Gli arriva la notizia che Jimmy Lyons è stato acciuffato dai Marines e mandato in guerra in Corea. Di lui non ci sono notizie, Gerry teme che sia morto. Una sera d’estate, alla Taverna di Milano, dove suonava spesso, Gerry ed alcuni dei più grandi jazzisti italiani suonano un concerto indimenticabile per Jimmy. E suonano il brano che Gerry aveva scritto per lui, “Line for Lyons”, che diventerà forse il brano di maggior successo di Mulligan, e di certo è il più bello. Dentro ci sono sia la melodia che una grande complessità – eppure è un brano di un’allegria composta e romantica, riflessivo, forse persino triste, ad ascoltarlo dal vivo, piuttosto che in studio. Certamente lo era quella sera, visti i timori dell’omone irlandese con il sax in mano…

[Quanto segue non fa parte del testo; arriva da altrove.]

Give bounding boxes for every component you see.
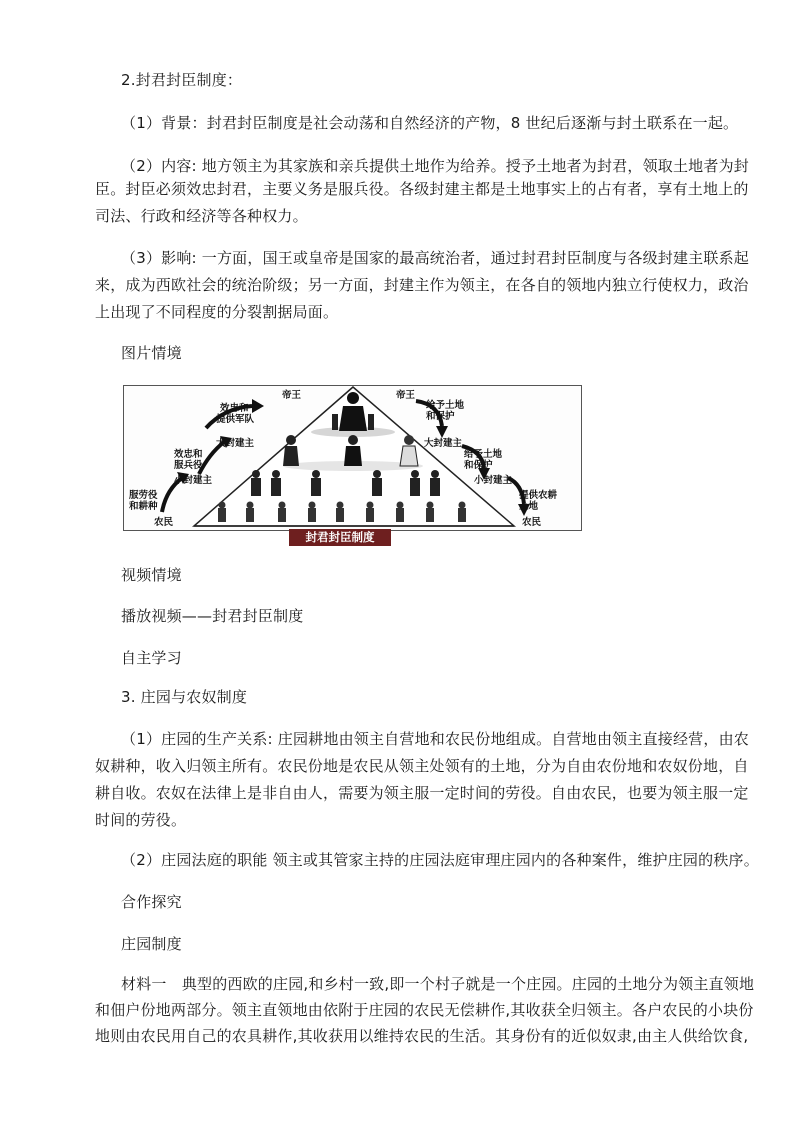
picture-context-label: 图片情境 bbox=[121, 344, 182, 362]
left-label-duty-top-1: 效忠和 bbox=[220, 403, 249, 414]
right-label-give-low-2: 土地 bbox=[519, 501, 539, 512]
section2-content-line2: 臣。封臣必须效忠封君，主要义务是服兵役。各级封建主都是土地事实上的占有者，享有土地上的 bbox=[95, 180, 749, 198]
left-label-emperor: 帝王 bbox=[282, 390, 302, 401]
section2-impact-line3: 上出现了不同程度的分裂割据局面。 bbox=[95, 303, 339, 321]
section2-impact-line2: 来，成为西欧社会的统治阶级；另一方面，封建主作为领主，在各自的领地内独立行使权力，政治 bbox=[95, 276, 749, 294]
feudal-pyramid-diagram bbox=[124, 386, 581, 530]
section3-relations-line4: 时间的劳役。 bbox=[95, 811, 187, 829]
right-label-give-top-1: 给予土地 bbox=[426, 400, 465, 411]
section3-relations-line1: （1）庄园的生产关系: 庄园耕地由领主自营地和农民份地组成。自营地由领主直接经营，由农 bbox=[121, 730, 749, 748]
left-label-duty-mid-1: 效忠和 bbox=[174, 449, 203, 460]
material1-line3: 地则由农民用自己的农具耕作,其收获用以维持农民的生活。其身份有的近似奴隶,由主人供给饮食, bbox=[95, 1027, 749, 1045]
right-label-great-lord: 大封建主 bbox=[424, 438, 463, 449]
section2-impact-line1: （3）影响: 一方面，国王或皇帝是国家的最高统治者，通过封君封臣制度与各级封建主联系起 bbox=[121, 249, 749, 267]
section3-heading: 3. 庄园与农奴制度 bbox=[121, 688, 248, 706]
right-label-give-top-2: 和保护 bbox=[426, 411, 455, 422]
section3-court: （2）庄园法庭的职能 领主或其管家主持的庄园法庭审理庄园内的各种案件，维护庄园的秩序。 bbox=[121, 851, 759, 869]
section3-relations-line3: 耕自收。农奴在法律上是非自由人，需要为领主服一定时间的劳役。自由农民，也要为领主服一定 bbox=[95, 784, 749, 802]
right-label-give-mid-2: 和保护 bbox=[464, 460, 493, 471]
figure-caption: 封君封臣制度 bbox=[289, 529, 391, 546]
video-play-link[interactable]: 播放视频——封君封臣制度 bbox=[121, 607, 304, 625]
left-label-duty-low-2: 和耕种 bbox=[129, 501, 158, 512]
left-label-duty-top-2: 提供军队 bbox=[216, 414, 255, 425]
left-label-small-lord: 小封建主 bbox=[174, 475, 213, 486]
right-label-peasant: 农民 bbox=[522, 517, 542, 528]
left-label-duty-mid-2: 服兵役 bbox=[174, 460, 203, 471]
section3-relations-line2: 奴耕种，收入归领主所有。农民份地是农民从领主处领有的土地，分为自由农份地和农奴份地，自 bbox=[95, 757, 749, 775]
section2-content-line3: 司法、行政和经济等各种权力。 bbox=[95, 207, 308, 225]
coop-label: 合作探究 bbox=[121, 893, 182, 911]
manor-system-label: 庄园制度 bbox=[121, 935, 182, 953]
material1-line2: 和佃户份地两部分。领主直领地由依附于庄园的农民无偿耕作,其收获全归领主。各户农民的小块份 bbox=[95, 1001, 754, 1019]
right-label-small-lord: 小封建主 bbox=[474, 475, 513, 486]
section2-background: （1）背景：封君封臣制度是社会动荡和自然经济的产物，8 世纪后逐渐与封土联系在一起。 bbox=[121, 114, 739, 132]
left-label-peasant: 农民 bbox=[154, 517, 174, 528]
right-label-give-mid-1: 给予土地 bbox=[464, 449, 503, 460]
section2-content-line1: （2）内容: 地方领主为其家族和亲兵提供土地作为给养。授予土地者为封君，领取土地者为封 bbox=[121, 157, 749, 175]
self-study-label: 自主学习 bbox=[121, 649, 182, 667]
feudal-pyramid-figure bbox=[123, 385, 582, 531]
section2-heading: 2.封君封臣制度： bbox=[121, 71, 243, 89]
right-label-give-low-1: 提供农耕 bbox=[519, 490, 558, 501]
video-context-label: 视频情境 bbox=[121, 566, 182, 584]
right-label-emperor: 帝王 bbox=[396, 390, 416, 401]
left-label-great-lord: 大封建主 bbox=[216, 438, 255, 449]
material1-line1: 材料一 典型的西欧的庄园,和乡村一致,即一个村子就是一个庄园。庄园的土地分为领主直领地 bbox=[121, 975, 755, 993]
left-label-duty-low-1: 服劳役 bbox=[129, 490, 158, 501]
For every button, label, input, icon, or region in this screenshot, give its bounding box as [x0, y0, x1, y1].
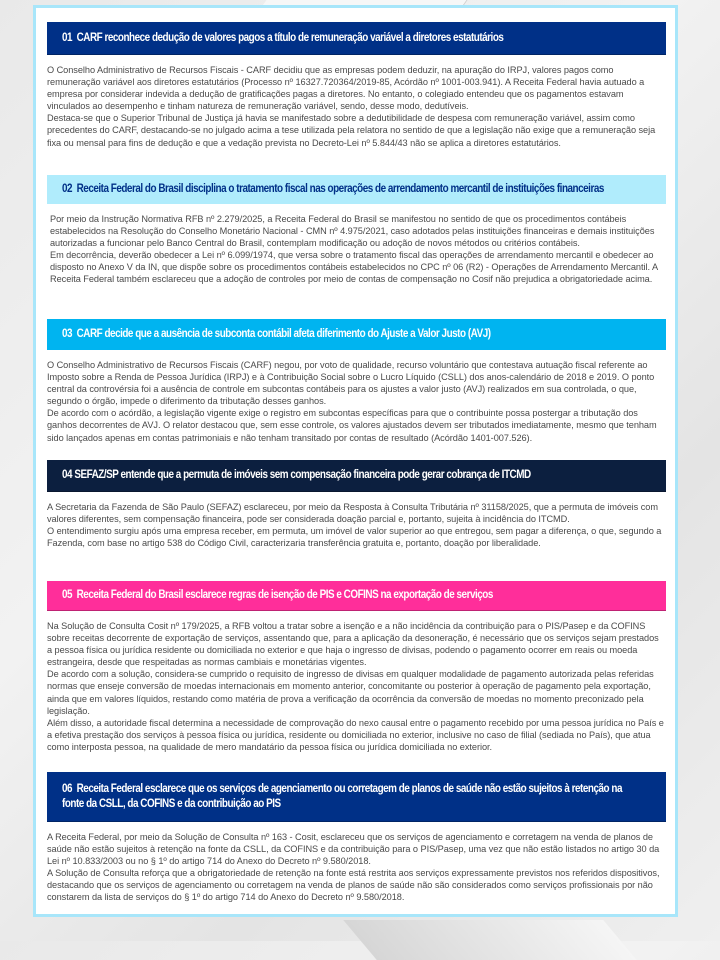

Dopo quella sera, una parte della vita è irrimediabilmente finita. Poche settimane dopo Gerry e Chet sono ripartiti per l’America. Franca, la Contessa, lo segue fino alla fine, nei lunghi anni in cui Gerry scrive brani indimenticabili, lavora con i più grandi della storia della musica contemporanea, diventa un’icona del cool jazz, un grande direttore d’orchestra, ed infine muore di cancro al fegato a quasi 70 anni. Jimmy Lyons, invece, tornato dalla Corea, è ancora qui tra noi, anche se da alcuni anni ha smesso di suonare in pubblico perché si sente troppo vecchio. Lui dice che in genere non suona “quella roba”, ma che ad ogni concerto ha suonato la canzone regalatagli da Gerry, perché gli amici veri non li si dimentica mai.